I also wonder when they will outgrow this stage. When will they stop asking Daddy for a bedtime story? I will be sad when that day comes. But something has dawned on me recently. I have realized something about myself and other adults. We don’t ever really outgrow stories. Sure we don’t have someone read us a bedtime story anymore, but we still like stories. We still like hearing stories and telling them. In fact, as adults, whether we realize it or not, stories are how we best communicate our life experiences. It’s also how we best process what we learn about what works in life and what doesn’t.

Let’s say a good friend of yours calls you on the phone and says, with an excited voice, “You’ll never guess what happened to me tonight in our last game of the softball tournament!” How would you respond to that? Would you say, “Just get to the point and tell me. Did you win or not? I don’t want to hear all the details.” Of course you wouldn’t respond that way. What you really want to know is what happened in the game. Why is your friend so excited? What happened to him? Your mind is racing to try and guess why he could be so excited. What you want to hear is a story. You want to hear your friend tell you how the game was tied going into the last inning and there were two outs when he came to bat. After two pitches that were strikes, questionable of course, he hit a towering fly ball to straight away center field. The outfielder ran back all the way to the fence. It was going to be close as to whether the ball would make it over the fence or be caught. As the ball started coming down, the fielder prepared to jump up and grab it as it went over the fence. He jumps with his glove stretched out and the ball hits his glove and bounces out. The fielder reaches to grab it with his other hand and it is just out of his reach. The ball goes over the fence and your friend has hit a home run and won the game! Now that’s what you wanted to hear from your friend. You wanted to hear the story of how the game was won. It would not be enough for your friend to simply say: “We won. That’s it. That’s all I called to say. Bye.” No, you want to hear the details of the game. Why is he so excited about this particular victory? You want to know about which inning it was, what the score was, and how many strikes he had. You want to experience the game happening even though you weren’t there. And it took a story to help you do that.
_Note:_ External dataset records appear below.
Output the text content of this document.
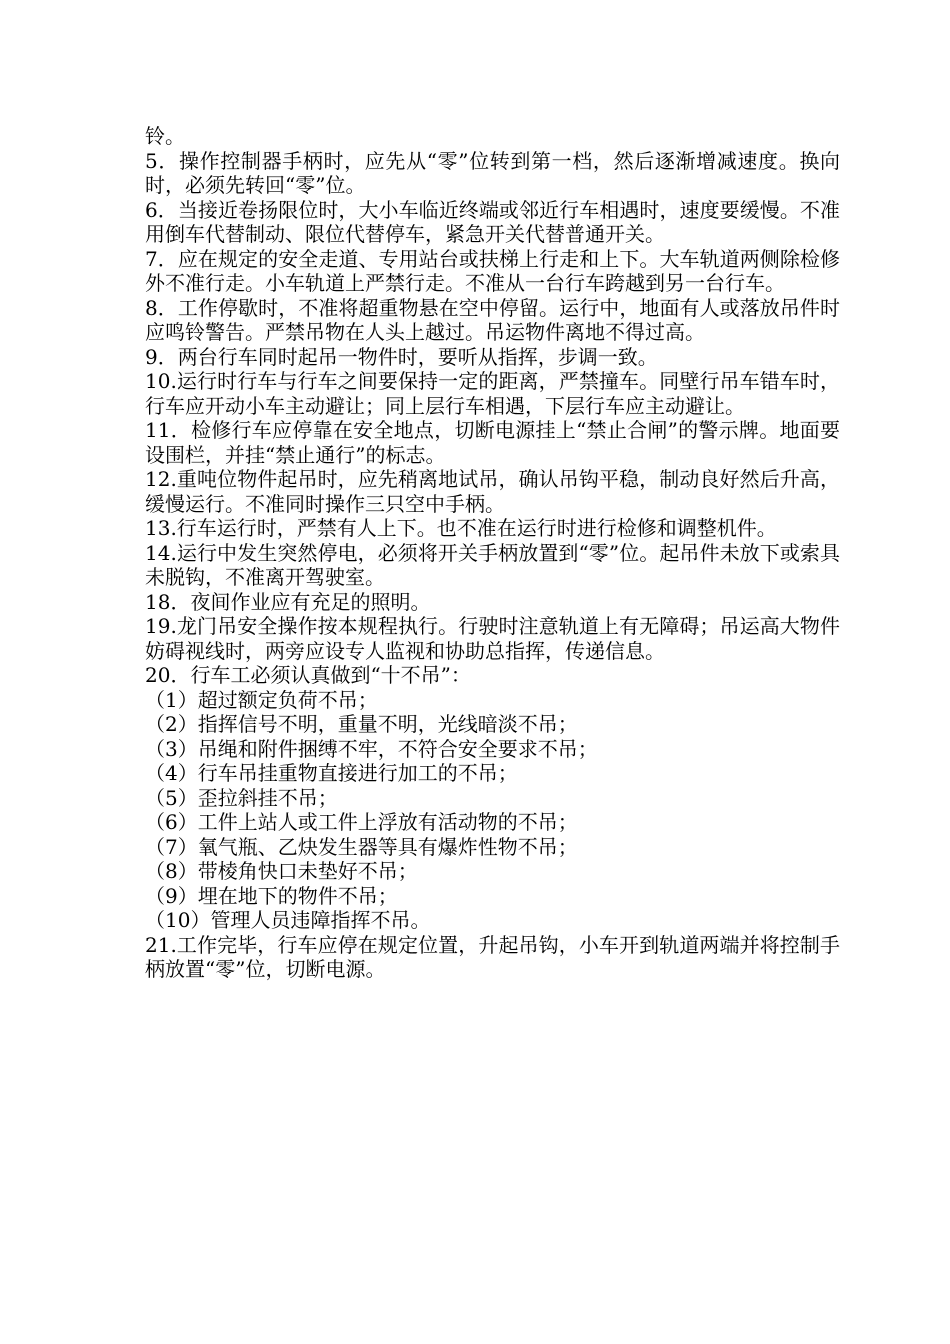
铃。

5．操作控制器手柄时，应先从“零”位转到第一档，然后逐渐增减速度。换向时，必须先转回“零”位。

6．当接近卷扬限位时，大小车临近终端或邻近行车相遇时，速度要缓慢。不准用倒车代替制动、限位代替停车，紧急开关代替普通开关。

7．应在规定的安全走道、专用站台或扶梯上行走和上下。大车轨道两侧除检修外不准行走。小车轨道上严禁行走。不准从一台行车跨越到另一台行车。

8．工作停歇时，不准将超重物悬在空中停留。运行中，地面有人或落放吊件时应鸣铃警告。严禁吊物在人头上越过。吊运物件离地不得过高。

9．两台行车同时起吊一物件时，要听从指挥，步调一致。

10.运行时行车与行车之间要保持一定的距离，严禁撞车。同壁行吊车错车时，行车应开动小车主动避让；同上层行车相遇，下层行车应主动避让。

11．检修行车应停靠在安全地点，切断电源挂上“禁止合闸”的警示牌。地面要设围栏，并挂“禁止通行”的标志。

12.重吨位物件起吊时，应先稍离地试吊，确认吊钩平稳，制动良好然后升高，缓慢运行。不准同时操作三只空中手柄。

13.行车运行时，严禁有人上下。也不准在运行时进行检修和调整机件。

14.运行中发生突然停电，必须将开关手柄放置到“零”位。起吊件未放下或索具未脱钩，不准离开驾驶室。

18．夜间作业应有充足的照明。

19.龙门吊安全操作按本规程执行。行驶时注意轨道上有无障碍；吊运高大物件妨碍视线时，两旁应设专人监视和协助总指挥，传递信息。

20．行车工必须认真做到“十不吊”：

（1）超过额定负荷不吊；

（2）指挥信号不明，重量不明，光线暗淡不吊；

（3）吊绳和附件捆缚不牢，不符合安全要求不吊；

（4）行车吊挂重物直接进行加工的不吊；

（5）歪拉斜挂不吊；

（6）工件上站人或工件上浮放有活动物的不吊；

（7）氧气瓶、乙炔发生器等具有爆炸性物不吊；

（8）带棱角快口未垫好不吊；

（9）埋在地下的物件不吊；

（10）管理人员违障指挥不吊。

21.工作完毕，行车应停在规定位置，升起吊钩，小车开到轨道两端并将控制手柄放置“零”位，切断电源。
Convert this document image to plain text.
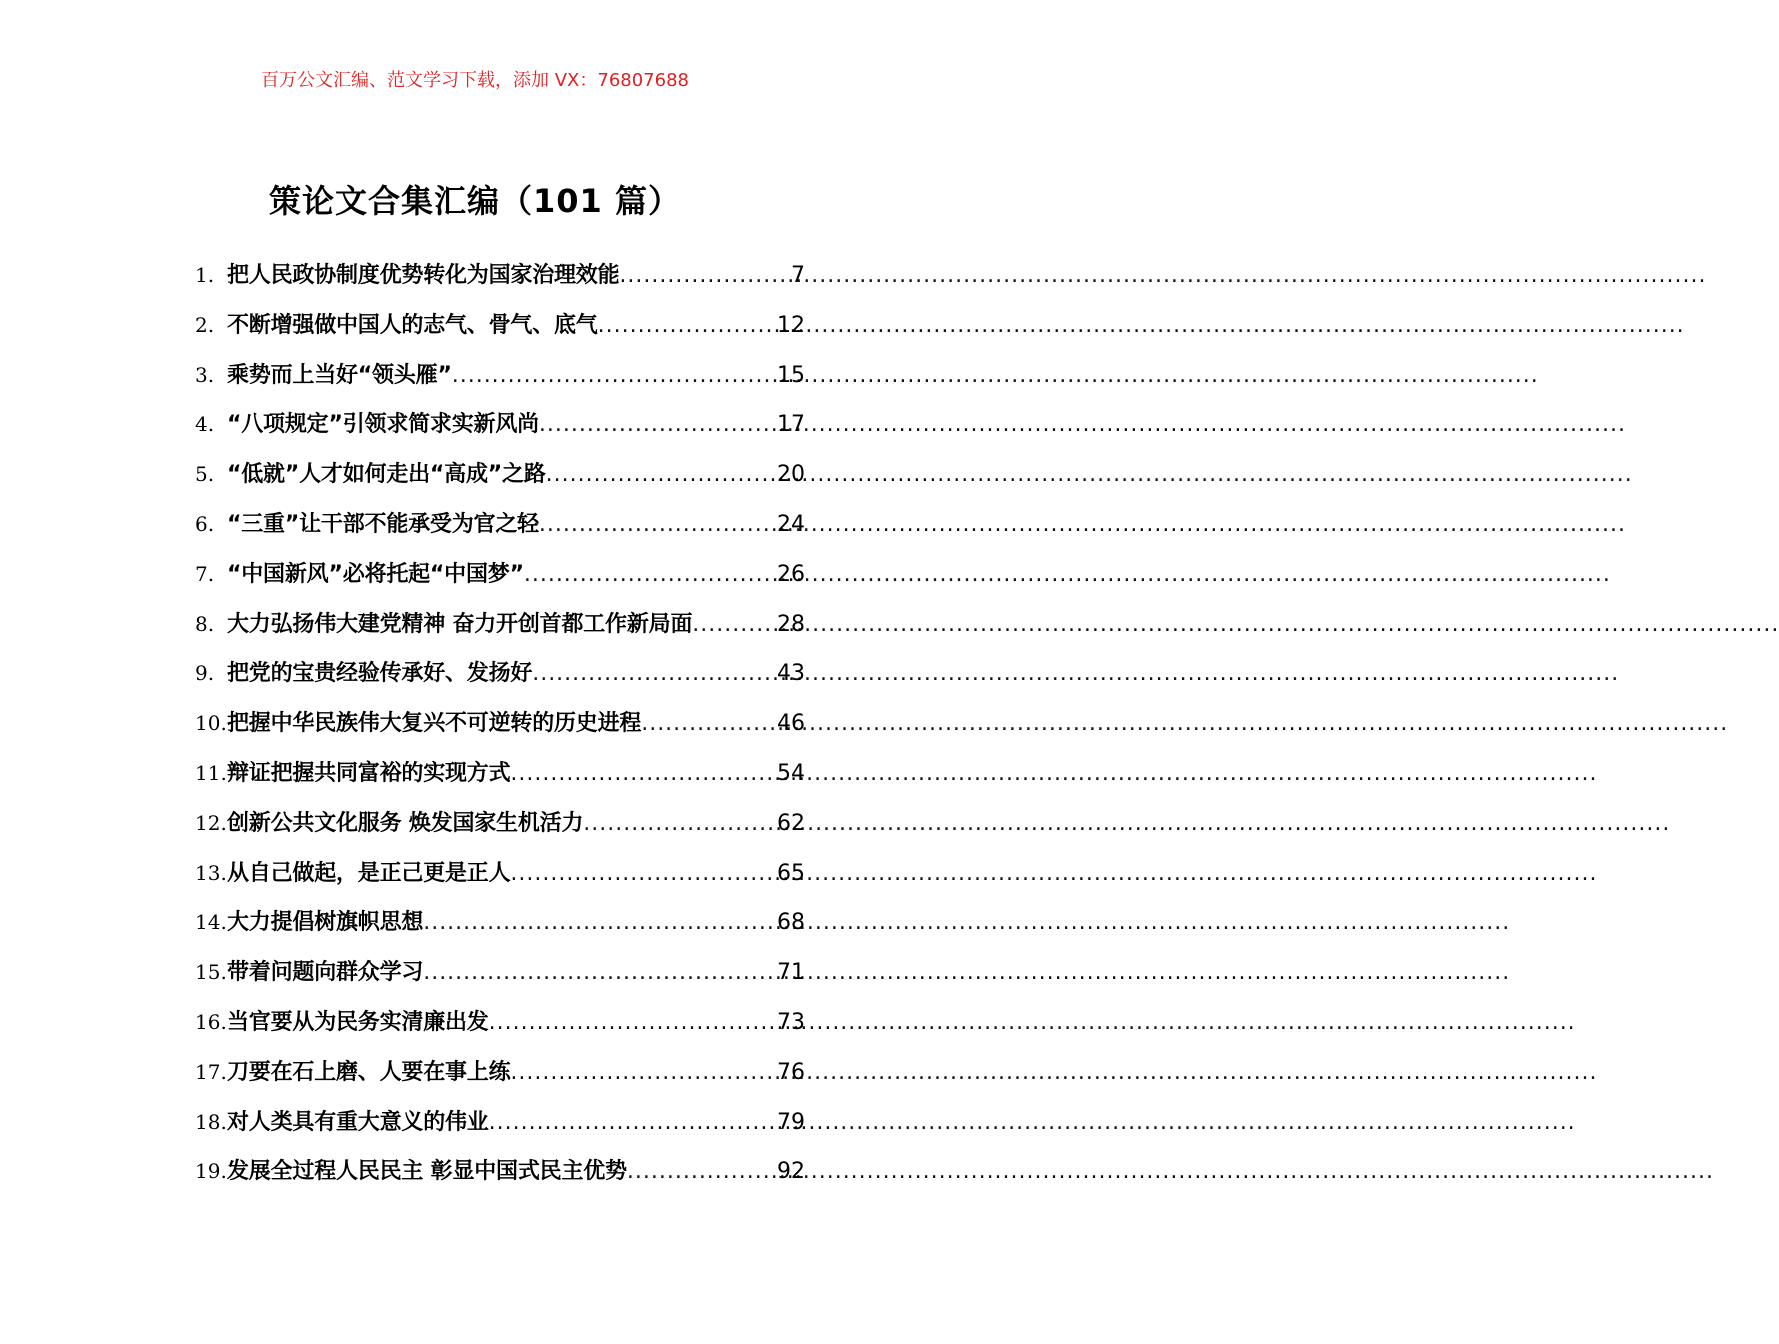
百万公文汇编、范文学习下载，添加 VX：76807688
策论文合集汇编（101 篇）
1. 把人民政协制度优势转化为国家治理效能 .....	7
2. 不断增强做中国人的志气、骨气、底气 .....	12
3. 乘势而上当好“领头雁” .....	15
4. “八项规定”引领求简求实新风尚 .....	17
5. “低就”人才如何走出“高成”之路 .....	20
6. “三重”让干部不能承受为官之轻 .....	24
7. “中国新风”必将托起“中国梦” .....	26
8. 大力弘扬伟大建党精神 奋力开创首都工作新局面 .....	28
9. 把党的宝贵经验传承好、发扬好 .....	43
10. 把握中华民族伟大复兴不可逆转的历史进程 .....	46
11. 辩证把握共同富裕的实现方式 .....	54
12. 创新公共文化服务 焕发国家生机活力 .....	62
13. 从自己做起，是正己更是正人 .....	65
14. 大力提倡树旗帜思想 .....	68
15. 带着问题向群众学习 .....	71
16. 当官要从为民务实清廉出发 .....	73
17. 刀要在石上磨、人要在事上练 .....	76
18. 对人类具有重大意义的伟业 .....	79
19. 发展全过程人民民主 彰显中国式民主优势 .....	92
As adults, we haven’t changed much since we were kids. We still like stories. We communicate our experiences in life by telling stories. We understand other people’s experiences by listening to them tell us stories about what they did. We don’t communicate in the form of one-liners. We don’t just get to the point and leave it at that. We include the details. We include the suspense. We include them because they make for a great story and we all still love a good story.